Yüzde 10 barajıyla gidilecek bir seçimin sonucu ne olursa olsun, gayri meşrudur: Kaldırılsın diye seferberlik düzenlenmelidir.

Oy kullananların tırnaklarını mürekkeplemek de geri getirilmelidir: Karşımızda her yola başvurabilecek birileri var ki, bu da kampanya konusu yapılmalıdır.

‘Başkanlık’ kelimesini sarf etmek bile Erdoğan’ın diktatörlüğünü normalleştirmek olur: Adamın derdi fiilî diktatörlüğüne yasal çerçeve kazandırmak.

‘İç Güvenlik’ torbası, her şeyden önce bir torba; ‘torba’ ise bizatihi  ahlaksızlık, üç kağıtçılık vb…

Torbacılık, ‘toptancı bayi’ ayağı: İstifçilik, stokçuluk, şantaj. Gariban mahalle bakkalı, talep var diye bir koli fazla ‘Sana’ yağı istedi miydi, bayimiz dayatır, en az satılan maldan bir paket daha fazla almasını; kısacası, en istenmeyeni, isteneni vermeme şantajıyla kakalar ve de biliyorsunuz başta eski başbakan, bu takımın pek çoğu işte bu tip işlerden gelme elemanlar.

Ahlaksızlık dedik, şunu da vurgulayalım: Dinci de, liberal de gerçek bir ahlak öznesi olamaz. Birincisi, işi ‘öteki dünya’ya ve ‘insan-dışı/üstü’ bir varlığın hakemliğine, ikincisi de ‘pazar’a dolayısıyla da ahlakiyet dışı bir alanın determinizmlerine bırakmıştır. AKP de işte hem dinci, hem de liberal olarak, Yeni Dünya Düzeni açısından en müsait ajandır.

‘İç Güvenlik’ torbası polis ve muhaberat devletine yol açar diyenler var; ki, bunlar bayağı iyimser eblehler: Bunlar çoktan geldi; o yüzden de, şimdi getirilmek istenen ‘İşgal Kuvvetleri Nizamnamesi’.
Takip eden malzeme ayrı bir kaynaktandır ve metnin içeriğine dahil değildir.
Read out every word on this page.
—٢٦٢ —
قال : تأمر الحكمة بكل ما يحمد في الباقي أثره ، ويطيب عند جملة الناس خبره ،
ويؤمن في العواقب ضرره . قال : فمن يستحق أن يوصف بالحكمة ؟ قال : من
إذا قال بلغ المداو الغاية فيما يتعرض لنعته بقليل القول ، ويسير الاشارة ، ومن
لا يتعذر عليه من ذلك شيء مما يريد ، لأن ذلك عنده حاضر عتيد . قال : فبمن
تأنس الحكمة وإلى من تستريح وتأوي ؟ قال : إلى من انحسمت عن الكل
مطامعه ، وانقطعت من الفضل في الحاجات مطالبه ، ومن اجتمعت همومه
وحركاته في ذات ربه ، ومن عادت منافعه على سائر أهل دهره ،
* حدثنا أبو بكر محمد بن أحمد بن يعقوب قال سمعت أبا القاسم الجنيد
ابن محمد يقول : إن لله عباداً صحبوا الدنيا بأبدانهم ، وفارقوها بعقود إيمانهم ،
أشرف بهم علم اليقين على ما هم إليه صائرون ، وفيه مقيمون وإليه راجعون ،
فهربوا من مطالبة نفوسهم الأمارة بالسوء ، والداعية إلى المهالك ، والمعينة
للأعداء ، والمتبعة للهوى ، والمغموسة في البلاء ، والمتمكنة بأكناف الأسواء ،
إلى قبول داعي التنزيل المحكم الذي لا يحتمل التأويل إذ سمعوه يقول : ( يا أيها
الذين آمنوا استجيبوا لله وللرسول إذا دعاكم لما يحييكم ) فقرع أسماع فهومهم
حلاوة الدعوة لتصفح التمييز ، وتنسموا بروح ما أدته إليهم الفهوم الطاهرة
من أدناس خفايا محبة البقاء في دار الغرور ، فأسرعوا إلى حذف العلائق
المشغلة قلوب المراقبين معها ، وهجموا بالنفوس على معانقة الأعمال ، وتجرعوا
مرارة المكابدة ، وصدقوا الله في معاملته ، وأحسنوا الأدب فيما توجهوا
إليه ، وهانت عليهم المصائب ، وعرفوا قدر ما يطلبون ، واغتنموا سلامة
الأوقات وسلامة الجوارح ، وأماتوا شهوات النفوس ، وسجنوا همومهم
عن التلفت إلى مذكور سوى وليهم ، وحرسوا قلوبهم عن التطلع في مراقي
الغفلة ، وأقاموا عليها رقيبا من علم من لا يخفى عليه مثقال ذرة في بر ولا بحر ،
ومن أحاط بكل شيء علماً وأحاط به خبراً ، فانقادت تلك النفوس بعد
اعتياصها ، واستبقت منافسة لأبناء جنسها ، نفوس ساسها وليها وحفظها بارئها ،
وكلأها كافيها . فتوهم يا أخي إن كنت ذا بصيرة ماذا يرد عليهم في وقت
AKP, daha doğrusu Erdoğan ve ‘ard-pa’ları bize kentimizi, sokaklarımızı, meydanlarımızı  yasaklıyorlar; oralara çıkmayıp evimize kapansak bile evimizi işgalin fermanını getiriyorlar: Evinde uyuyan çocukları gazlamak, evinde dinlenen yaşlıları zehirleyip öldürmek, dördüncü kat penceresinden bakan dersane çocuklarına zehirli su sıkmak yetmemiş, evlerimize karakol da kuracak bu işgalciler.

Reza denilen şeyi ve de pek muhterem şürekâsını aklayan adamın adını unutmayın diyen Sedef Kabaş’ı yıldırmak isteyen terörist, unutulmayacaklar listesine bir isim daha kazandırmaktan başka bir şey yapmadı: Kendisini de unutmayacağız: TDK sözlüğünde, terörün karşılığı ‘yıldırı’ ve de biz bizi kendi vatanımızda sindirip yıldırmak isteyen dinci faşistler karşısında sinip yılmayacağız. Biz namuslu insanlar için bu dinci faşistler, Filistinliler için işgalci Peres veya Netanyahu ne ise, işte tam tamına odur: Erdoğan’ın, 2006’da Diyarbakır başkaldırısı üzerine ‘biz kadın çocuk bilmeyiz’ mealindeki laflarıyla canileri cesaretlendirip birkaç gün içinde 10’a yakın çocuğun katledilmesinin önünü açtığını unutmuyoruz, unutmayacağız ve de haydi savcı efendi benim evimi de bastırt seni ve senin gibileri hedef gösterip tehdit ettiğim iddiasıyla.

Tamam, biliyorum; hayat zor, ekmek pahalı ve kar kış demeden zalimden emirli on binlerce sürgün ve de hatta içeri atılma var; ama, direnelim: Onlar haksız; ayrıca, kalitesizler de. Kalitesizler, zira “itibarda tasarruf olmaz” diyecek kadar parayla/nicelikle itibar kazanma yoluna düşmüşler, milyarlık klozetler aldırarak saraylarına, tabiî bizlerin parasıyla.

Cumhuriyet’te saray, saray düşkününden de Cumhurbaşkanı olmaz; hele kenefte itibar arayandan kesinlikle adam da olmaz.
Ayrıca, bunlar niceliğe tapsalar da, aslında çoğunluk da değiller; onlar yüzde 40’ı bile bulamıyorlar; oysa biz insanlar  yüzde 60’ın da bayağı üstündeyiz.

Susmayalım; utanmazlar ama, başka yollardan da olsa yüzlerini kızartalım.